使いこなしのコツは「ブラシサイズ」。背景がシンプルな時は大きなブラシでざっくりなぞればよく、複雑なときはブラシサイズを小さめにするとよさそうだが、サイズで結果は変わってくるので、うまくいかなければやり直してみるといい。
これが予想以上に実用的なのだ。
2) コンテンツに応じて塗りつぶし
次は「塗りつぶし」。範囲を選択して「塗りつぶし」するだけで、周囲のコンテンツに応じて勝手に塗りつぶしてくれるという都合のいい技だ。
写真を撮ったが、ベンチの上に撮影者の手袋が放置してあり、影も思いきり映っている。ならば消してみる。作業はシンプル。まず消したいものの周りを範囲選択し、イメージメニューから「塗りつぶし」を実行するだけだ。これも動画でどうぞ。
こちらも「範囲選択」の調整がキモ。背景がシンプルな時は矩形で大雑把に選択して構わないが、細かいときはぎりぎりに選択した方が破綻しないようだ。やや岩の形がおかしくなったが、全体として自然に見えていればオーケーだろう。

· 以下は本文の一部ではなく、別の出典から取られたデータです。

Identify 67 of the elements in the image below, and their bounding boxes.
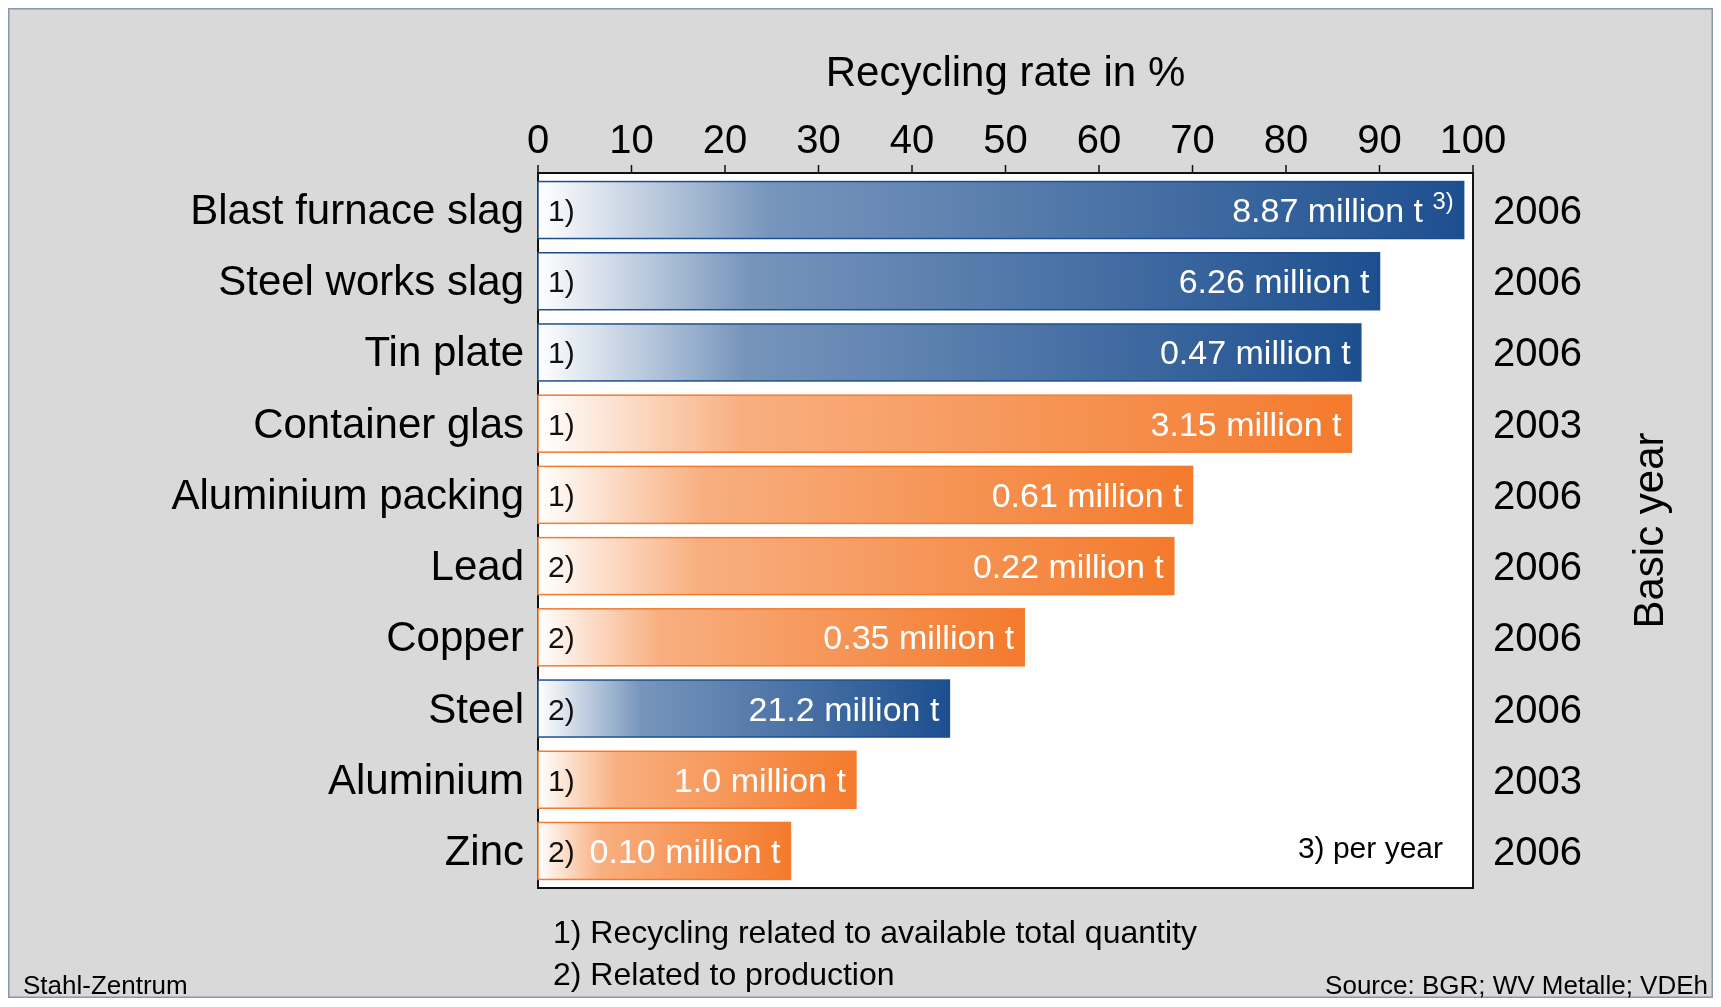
text: 2006 [1493,615,1582,660]
x-tick-label: 20 [702,117,748,161]
bar [537,180,1465,240]
annotation: 2) [548,834,575,868]
bar [537,536,1175,596]
y-tick-label: Steel [428,684,524,732]
annotation: 6.26 million t [1178,262,1371,301]
source-note: Source: BGR; WV Metalle; VDEh [1325,970,1708,1000]
text: 2006 [1493,544,1582,589]
annotation: 1) [548,265,575,299]
annotation: 0.10 million t [589,831,781,870]
annotation: 2) [548,621,575,655]
annotation: 1.0 million t [673,760,847,799]
annotation: 1) [548,336,575,370]
text: 2003 [1493,401,1582,446]
y-tick-label: Blast furnace slag [190,186,524,234]
x-tick-label: 40 [889,117,935,161]
y-tick-label: Lead [430,542,524,590]
text: 2006 [1493,259,1582,304]
annotation: 2) [548,692,575,726]
bar [537,465,1194,525]
annotation: 1) [548,763,575,797]
text: 2006 [1493,188,1582,233]
annotation: 0.47 million t [1159,333,1352,372]
annotation: 21.2 million t [748,689,940,728]
x-tick-label: 70 [1170,117,1215,161]
text: Stahl-Zentrum [23,970,188,1000]
y-tick-label: Aluminium packing [171,470,524,518]
x-tick-label: 60 [1076,117,1122,161]
y-tick-label: Steel works slag [218,257,524,305]
bar [537,679,951,738]
x-tick-label: 80 [1263,117,1309,161]
y-tick-label: Aluminium [327,755,524,803]
bar [537,323,1362,382]
annotation: 1) [548,478,575,512]
y-tick-label: Container glas [253,399,524,447]
y-tick-label: Tin plate [364,328,524,376]
text: 2006 [1493,330,1582,375]
x-tick-label: 50 [983,117,1028,161]
annotation: 0.35 million t [823,618,1015,657]
annotation: 8.87 million t $^{3)}$ [1232,186,1454,230]
y2-axis-title: Basic year [1625,432,1672,629]
x-tick-label: 10 [609,117,654,161]
annotation: 1) [548,194,575,228]
text: 2006 [1493,472,1582,517]
bar [537,608,1025,667]
x-axis-title: Recycling rate in % [825,48,1186,95]
annotation: 1) [548,407,575,441]
x-tick-label: 0 [526,117,550,161]
text: 2006 [1493,828,1582,873]
x-tick-label: 90 [1357,117,1402,161]
annotation: 3) per year [1297,831,1443,864]
annotation: 2) [548,550,575,584]
y-tick-label: Zinc [444,826,524,874]
annotation: 0.61 million t [991,475,1184,514]
annotation: 3.15 million t [1150,404,1342,443]
bar [537,394,1353,453]
x-tick-label: 100 [1439,117,1507,161]
text: 1) Recycling related to available total quantity [553,914,1197,950]
y-tick-label: Copper [386,613,524,661]
text: 2006 [1493,686,1582,731]
annotation: 0.22 million t [972,547,1165,586]
x-tick-label: 30 [796,117,841,161]
text: 2003 [1493,757,1582,802]
bar [537,252,1381,311]
text: 2) Related to production [553,956,895,992]
bar [537,750,857,809]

もしヘンになっても、そこは「スポット修復ブラシ」で修復してやればいい。選択範囲をちょっと変えるだけで結果も変わるので、うまくいかなくても何度か微調整しながら挑戦してみるといい。うまくいけば面白いほど自然な結果になるはずだ。
3) パノラマ写真を作る
続いては「パノラマ写真」。
Photoshopではこれまでも「Photomerge」機能を使うことで、複数の写真を合成してパノラマ写真が作れた。だが、写真ごとの微妙なずれや歪曲の補正によって、大きな凹凸が出来てしまう。今まではその中から自分で矩形に切り出すしか手はなかった。
では、そこに今回の「コンテンツに応じた塗りつぶし」をするとどうなるか。まずはパラノマ合成したばかりのパノラマ写真を用意する。合成した時点では複数のレイヤーがあるので、それをひとつに統合しておくこと。
このように周辺部に余白がたくさんある。余白部分を自動選択ツールか何かで選択し、「塗りつぶし」を実行する。すると、コンテンツに応じて「余白を埋めてくれる」のである。
これは面白い。もちろんよく見るとおかしなところはあるけれども、ウェブ用くらいなら十分使えるし、ディテールを修正してやればプリントにも耐える。パノラマ写真を作る人には最高に面白い機能ではないだろうか。